Standardized Quantitative Benchmarking: Establishing more standardized, rigorous, and publicly accessible benchmarks for evaluating the performance, robustness, and fairness of LLMs in diverse cybersecurity tasks, to enable objective comparisons and guide adoption [53], [59]. This could also involve AI-powered systems for real-time anomaly detection and data refinement [66].
Efficient and Scalable AI Processing: Investigating architectures for unsupervised, scalable clustering and pattern recognition, potentially leveraging GPU-acceleration, edge, and HPC architectures for challenging high-variability image data relevant to security analytics [43] ,[67].

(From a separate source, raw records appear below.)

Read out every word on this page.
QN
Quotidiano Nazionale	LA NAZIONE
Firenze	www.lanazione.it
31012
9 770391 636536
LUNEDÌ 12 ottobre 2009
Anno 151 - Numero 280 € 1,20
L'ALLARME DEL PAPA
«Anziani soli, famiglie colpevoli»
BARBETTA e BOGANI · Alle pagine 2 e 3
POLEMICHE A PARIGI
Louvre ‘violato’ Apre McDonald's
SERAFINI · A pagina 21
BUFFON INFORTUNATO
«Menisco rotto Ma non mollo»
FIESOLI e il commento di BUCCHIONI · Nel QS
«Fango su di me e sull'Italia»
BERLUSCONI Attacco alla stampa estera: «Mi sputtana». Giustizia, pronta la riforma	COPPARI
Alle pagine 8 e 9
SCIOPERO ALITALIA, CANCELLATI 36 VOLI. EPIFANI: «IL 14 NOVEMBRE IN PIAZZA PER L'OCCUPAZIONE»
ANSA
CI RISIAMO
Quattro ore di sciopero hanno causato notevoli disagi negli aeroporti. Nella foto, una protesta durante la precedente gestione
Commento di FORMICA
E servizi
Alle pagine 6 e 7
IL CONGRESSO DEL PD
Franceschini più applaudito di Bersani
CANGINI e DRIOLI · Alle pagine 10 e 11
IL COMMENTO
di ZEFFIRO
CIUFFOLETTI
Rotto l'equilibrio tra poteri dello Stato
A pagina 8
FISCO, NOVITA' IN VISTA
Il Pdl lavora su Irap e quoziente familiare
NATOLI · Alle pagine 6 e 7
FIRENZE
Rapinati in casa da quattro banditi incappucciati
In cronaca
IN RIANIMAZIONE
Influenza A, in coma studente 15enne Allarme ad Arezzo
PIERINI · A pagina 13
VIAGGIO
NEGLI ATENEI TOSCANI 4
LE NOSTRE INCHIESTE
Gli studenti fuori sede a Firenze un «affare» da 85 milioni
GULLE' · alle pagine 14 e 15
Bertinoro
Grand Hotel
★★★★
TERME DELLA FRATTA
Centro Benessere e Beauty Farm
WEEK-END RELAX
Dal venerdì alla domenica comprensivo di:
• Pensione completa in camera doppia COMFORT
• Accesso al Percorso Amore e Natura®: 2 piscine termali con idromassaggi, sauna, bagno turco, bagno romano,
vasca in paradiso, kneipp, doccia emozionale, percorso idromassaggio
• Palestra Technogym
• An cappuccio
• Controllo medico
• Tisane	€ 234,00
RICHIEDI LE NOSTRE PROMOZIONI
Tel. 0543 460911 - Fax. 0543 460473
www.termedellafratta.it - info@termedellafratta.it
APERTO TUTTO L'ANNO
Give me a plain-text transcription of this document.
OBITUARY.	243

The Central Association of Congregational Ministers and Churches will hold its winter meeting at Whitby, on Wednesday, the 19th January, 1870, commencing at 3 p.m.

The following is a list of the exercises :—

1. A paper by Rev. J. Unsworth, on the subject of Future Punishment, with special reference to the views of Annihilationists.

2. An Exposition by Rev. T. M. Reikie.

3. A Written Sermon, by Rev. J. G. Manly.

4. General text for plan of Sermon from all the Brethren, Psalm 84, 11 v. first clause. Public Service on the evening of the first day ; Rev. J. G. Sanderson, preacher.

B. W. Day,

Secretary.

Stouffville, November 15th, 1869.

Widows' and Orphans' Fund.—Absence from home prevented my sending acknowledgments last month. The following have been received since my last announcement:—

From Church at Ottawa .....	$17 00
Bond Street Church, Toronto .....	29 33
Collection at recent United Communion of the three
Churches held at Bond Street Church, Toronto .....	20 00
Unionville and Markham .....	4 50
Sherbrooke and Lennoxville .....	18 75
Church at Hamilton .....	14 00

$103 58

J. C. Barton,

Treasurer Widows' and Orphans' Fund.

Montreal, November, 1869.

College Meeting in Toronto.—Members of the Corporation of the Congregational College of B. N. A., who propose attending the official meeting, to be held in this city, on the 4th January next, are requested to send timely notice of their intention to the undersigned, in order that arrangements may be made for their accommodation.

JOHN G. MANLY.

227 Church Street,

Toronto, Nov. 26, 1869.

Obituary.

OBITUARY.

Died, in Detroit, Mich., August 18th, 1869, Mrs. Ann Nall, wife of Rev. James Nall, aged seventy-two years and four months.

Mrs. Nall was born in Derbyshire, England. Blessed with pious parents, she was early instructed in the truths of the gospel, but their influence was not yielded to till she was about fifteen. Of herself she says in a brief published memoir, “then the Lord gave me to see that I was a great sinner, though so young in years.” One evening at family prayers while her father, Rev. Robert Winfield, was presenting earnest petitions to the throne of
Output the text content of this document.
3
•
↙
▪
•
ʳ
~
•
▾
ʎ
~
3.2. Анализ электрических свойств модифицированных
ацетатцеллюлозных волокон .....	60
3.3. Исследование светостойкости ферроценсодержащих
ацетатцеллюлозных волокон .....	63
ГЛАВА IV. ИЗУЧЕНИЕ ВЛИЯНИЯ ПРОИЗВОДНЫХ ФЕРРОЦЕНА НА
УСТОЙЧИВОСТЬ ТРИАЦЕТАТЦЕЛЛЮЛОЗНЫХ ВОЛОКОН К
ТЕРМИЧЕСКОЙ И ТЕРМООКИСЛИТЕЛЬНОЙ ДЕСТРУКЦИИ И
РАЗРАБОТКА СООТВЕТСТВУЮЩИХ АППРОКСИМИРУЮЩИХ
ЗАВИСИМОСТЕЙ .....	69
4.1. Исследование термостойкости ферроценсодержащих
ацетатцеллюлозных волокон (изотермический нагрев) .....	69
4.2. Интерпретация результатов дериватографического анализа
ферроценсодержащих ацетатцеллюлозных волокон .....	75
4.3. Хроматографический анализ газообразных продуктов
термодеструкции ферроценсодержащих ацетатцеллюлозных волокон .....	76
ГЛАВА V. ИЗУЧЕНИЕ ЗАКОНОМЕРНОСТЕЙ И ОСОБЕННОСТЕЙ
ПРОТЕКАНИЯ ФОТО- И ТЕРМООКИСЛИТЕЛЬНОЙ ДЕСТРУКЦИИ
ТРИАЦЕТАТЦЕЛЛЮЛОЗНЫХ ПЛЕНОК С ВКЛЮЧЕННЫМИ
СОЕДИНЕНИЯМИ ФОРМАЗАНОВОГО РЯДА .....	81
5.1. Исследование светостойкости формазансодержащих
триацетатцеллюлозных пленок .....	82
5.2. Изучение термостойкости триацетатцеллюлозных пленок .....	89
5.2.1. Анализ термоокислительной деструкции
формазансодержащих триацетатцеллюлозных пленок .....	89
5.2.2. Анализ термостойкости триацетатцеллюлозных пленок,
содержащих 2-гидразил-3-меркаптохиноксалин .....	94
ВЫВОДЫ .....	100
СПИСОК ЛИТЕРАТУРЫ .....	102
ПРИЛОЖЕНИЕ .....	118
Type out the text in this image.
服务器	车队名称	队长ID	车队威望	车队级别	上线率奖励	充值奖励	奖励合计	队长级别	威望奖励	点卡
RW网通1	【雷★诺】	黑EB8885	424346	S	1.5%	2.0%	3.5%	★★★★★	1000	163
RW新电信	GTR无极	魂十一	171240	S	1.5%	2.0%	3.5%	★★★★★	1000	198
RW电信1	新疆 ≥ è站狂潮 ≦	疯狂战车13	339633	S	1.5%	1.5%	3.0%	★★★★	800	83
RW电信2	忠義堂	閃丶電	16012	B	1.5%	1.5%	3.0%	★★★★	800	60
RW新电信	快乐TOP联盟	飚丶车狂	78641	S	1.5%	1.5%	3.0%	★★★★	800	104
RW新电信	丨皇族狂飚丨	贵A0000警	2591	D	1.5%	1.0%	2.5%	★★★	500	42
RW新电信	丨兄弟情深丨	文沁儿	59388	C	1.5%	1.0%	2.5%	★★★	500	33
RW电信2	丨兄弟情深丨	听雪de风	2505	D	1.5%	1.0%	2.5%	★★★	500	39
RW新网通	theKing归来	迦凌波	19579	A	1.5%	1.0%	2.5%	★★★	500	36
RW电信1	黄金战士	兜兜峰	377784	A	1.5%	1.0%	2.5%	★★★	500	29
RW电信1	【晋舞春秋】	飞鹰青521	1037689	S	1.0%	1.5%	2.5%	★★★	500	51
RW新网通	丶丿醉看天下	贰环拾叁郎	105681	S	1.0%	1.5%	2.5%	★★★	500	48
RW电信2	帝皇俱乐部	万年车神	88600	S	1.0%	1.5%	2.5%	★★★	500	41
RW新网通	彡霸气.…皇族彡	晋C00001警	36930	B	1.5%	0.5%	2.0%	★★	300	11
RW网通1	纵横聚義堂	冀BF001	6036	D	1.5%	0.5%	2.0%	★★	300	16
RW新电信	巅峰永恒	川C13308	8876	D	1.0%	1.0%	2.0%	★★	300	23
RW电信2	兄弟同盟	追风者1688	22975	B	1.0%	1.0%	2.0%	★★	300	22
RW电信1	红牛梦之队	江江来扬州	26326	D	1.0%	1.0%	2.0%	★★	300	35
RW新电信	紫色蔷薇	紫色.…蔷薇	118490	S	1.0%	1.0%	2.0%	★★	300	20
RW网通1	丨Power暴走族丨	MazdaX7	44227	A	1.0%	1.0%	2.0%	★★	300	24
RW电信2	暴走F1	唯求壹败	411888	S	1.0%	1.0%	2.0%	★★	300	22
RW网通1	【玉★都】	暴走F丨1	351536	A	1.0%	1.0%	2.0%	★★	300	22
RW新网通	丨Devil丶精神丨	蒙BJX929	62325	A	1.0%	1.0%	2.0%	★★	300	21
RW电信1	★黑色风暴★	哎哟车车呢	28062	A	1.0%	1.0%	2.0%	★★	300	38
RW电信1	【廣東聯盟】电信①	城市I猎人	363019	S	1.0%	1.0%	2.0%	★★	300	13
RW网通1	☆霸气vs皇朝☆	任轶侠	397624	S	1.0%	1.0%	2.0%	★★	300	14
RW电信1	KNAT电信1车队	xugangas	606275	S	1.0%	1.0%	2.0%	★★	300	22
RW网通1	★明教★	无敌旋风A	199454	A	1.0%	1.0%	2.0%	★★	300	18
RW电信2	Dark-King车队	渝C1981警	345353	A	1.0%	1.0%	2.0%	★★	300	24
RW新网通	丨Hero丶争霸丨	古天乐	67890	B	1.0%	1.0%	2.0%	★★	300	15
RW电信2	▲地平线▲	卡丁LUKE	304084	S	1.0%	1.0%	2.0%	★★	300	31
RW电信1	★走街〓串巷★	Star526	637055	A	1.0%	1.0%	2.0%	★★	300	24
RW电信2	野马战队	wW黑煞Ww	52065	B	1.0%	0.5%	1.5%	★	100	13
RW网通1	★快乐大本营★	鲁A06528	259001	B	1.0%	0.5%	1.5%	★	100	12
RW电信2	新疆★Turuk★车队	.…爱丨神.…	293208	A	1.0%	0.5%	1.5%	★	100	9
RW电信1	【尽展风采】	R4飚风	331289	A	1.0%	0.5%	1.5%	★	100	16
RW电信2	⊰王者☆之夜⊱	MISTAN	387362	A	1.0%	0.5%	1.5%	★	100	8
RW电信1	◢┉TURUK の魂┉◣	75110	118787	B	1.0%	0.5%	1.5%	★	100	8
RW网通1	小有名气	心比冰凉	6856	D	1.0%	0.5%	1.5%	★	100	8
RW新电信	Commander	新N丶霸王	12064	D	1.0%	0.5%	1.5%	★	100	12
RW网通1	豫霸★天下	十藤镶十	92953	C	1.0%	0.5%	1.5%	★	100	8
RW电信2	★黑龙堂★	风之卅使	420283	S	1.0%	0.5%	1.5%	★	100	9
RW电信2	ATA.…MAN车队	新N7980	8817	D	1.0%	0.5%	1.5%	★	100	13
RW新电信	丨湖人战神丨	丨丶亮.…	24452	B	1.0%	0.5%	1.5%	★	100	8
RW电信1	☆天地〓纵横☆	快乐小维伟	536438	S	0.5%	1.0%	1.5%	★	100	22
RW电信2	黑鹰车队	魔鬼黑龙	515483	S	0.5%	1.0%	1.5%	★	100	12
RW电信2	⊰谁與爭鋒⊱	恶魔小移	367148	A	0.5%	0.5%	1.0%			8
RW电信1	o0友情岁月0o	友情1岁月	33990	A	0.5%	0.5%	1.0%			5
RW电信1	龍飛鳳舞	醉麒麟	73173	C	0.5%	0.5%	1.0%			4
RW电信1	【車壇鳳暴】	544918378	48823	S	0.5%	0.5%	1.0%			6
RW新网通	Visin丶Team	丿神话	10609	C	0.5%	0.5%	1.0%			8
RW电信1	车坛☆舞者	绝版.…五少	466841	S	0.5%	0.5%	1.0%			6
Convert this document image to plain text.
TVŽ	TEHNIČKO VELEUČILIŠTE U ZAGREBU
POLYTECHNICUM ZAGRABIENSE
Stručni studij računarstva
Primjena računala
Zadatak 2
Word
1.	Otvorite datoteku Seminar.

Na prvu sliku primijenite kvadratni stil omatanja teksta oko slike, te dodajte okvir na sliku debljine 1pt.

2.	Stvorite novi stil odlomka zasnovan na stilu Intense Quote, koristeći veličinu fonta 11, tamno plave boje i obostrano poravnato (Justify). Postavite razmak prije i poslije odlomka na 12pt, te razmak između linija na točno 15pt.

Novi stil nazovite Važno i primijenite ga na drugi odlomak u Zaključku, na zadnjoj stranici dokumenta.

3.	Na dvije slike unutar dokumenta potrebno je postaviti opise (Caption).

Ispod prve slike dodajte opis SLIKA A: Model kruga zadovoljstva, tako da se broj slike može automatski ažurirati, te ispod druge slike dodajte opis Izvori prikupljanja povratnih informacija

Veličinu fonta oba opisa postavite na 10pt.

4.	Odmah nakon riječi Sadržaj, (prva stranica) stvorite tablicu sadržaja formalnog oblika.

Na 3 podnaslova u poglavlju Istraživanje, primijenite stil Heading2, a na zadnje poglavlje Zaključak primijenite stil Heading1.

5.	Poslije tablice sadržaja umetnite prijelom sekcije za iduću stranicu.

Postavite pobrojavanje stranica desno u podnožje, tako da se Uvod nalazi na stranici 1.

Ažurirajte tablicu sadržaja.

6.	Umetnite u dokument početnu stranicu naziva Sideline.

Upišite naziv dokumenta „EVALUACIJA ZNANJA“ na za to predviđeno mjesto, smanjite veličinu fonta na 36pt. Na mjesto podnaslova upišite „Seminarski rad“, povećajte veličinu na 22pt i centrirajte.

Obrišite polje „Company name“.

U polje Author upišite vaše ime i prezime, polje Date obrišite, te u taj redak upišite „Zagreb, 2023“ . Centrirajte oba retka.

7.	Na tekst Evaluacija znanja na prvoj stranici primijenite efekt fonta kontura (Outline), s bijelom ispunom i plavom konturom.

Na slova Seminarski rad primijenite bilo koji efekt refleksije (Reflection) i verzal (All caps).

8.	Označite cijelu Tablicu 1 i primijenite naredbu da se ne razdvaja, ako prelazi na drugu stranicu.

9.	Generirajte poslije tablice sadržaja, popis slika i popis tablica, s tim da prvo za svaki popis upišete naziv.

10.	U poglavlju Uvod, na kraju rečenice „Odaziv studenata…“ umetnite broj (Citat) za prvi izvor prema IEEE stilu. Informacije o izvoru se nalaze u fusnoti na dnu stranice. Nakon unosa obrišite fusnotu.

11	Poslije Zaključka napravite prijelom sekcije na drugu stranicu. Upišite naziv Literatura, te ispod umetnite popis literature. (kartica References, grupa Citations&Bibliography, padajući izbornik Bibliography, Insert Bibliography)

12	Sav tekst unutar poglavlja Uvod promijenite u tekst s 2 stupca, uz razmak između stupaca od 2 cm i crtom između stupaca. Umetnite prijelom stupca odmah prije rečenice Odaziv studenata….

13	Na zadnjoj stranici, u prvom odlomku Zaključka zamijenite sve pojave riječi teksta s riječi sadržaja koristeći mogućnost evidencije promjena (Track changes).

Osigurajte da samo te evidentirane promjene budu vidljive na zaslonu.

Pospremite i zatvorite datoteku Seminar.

Finally, industry guidelines and frameworks such as the OWASP Top 10 for LLM Applications [68], the (ISC)² guidelines on AI and cybersecurity [69], and the SANS Institute’s white paper on AI-driven security practices [70] further emphasize the urgent need for robust security testing, continuous red-teaming, and practitioner upskilling to counter dual-use threats posed by LLMs.
V.Conclusion
Large Language Models (LLMs) are reshaping the cybersecurity landscape—not only by introducing new capabilities for automation, detection, and threat response, but also by amplifying risks through misuse, misalignment, or lack of oversight. As demonstrated across this paper, the same generative power that enables secure code generation, anomaly detection, and zero-day vulnerability identification can also be weaponized to automate malware creation, launch sophisticated phishing campaigns, or bypass traditional defenses.
This dual-use dynamic—the central double-edged sword of LLMs—demands a strategic response that balances innovation with accountability. Defensive use cases such as federated learning, DevSecOps integration, and explainable AI show immense promise, but only when deployed under robust governance structures, ethical auditability, and transparent development practices.
To effectively translate these collaborative imperatives into concrete actions, tailored recommendations for specific stakeholders are essential:
For Policymakers and Regulators: Focus should be on establishing agile and globally harmonized regulatory frameworks that encourage responsible AI innovation while mandating baseline security, transparency, and accountability standards for high-risk LLM applications in cybersecurity. This includes fostering public-private partnerships to share threat intelligence and best practices.
For Security Organizations and Practitioners (CISOs, SecOps teams): Prioritize the development of comprehensive strategies for integrating LLMs into security workflows, including rigorous testing and validation of AI tools, continuous red-teaming exercises against AI-augmented threats, and upskilling security professionals to effectively leverage and manage these technologies.
For LLM Developers and AI Researchers: Emphasize security-by-design principles throughout the LLM lifecycle, from data curation and model training to deployment and monitoring. Invest in research on inherently safer LLM architectures, bias detection and mitigation techniques specific to security contexts, and robust mechanisms for content authenticity and provenance to counter AI-generated disinformation and malware.
Ultimately, securing the future of LLMs is not just a technical challenge—it is a societal imperative. Only by embracing both sides of this double-edged sword can we harness the full potential of LLMs to defend the digital frontier while minimizing their risk as instruments of exploitation.
ACKNOWLEDGMENT
This paper has been accepted as an invited paper.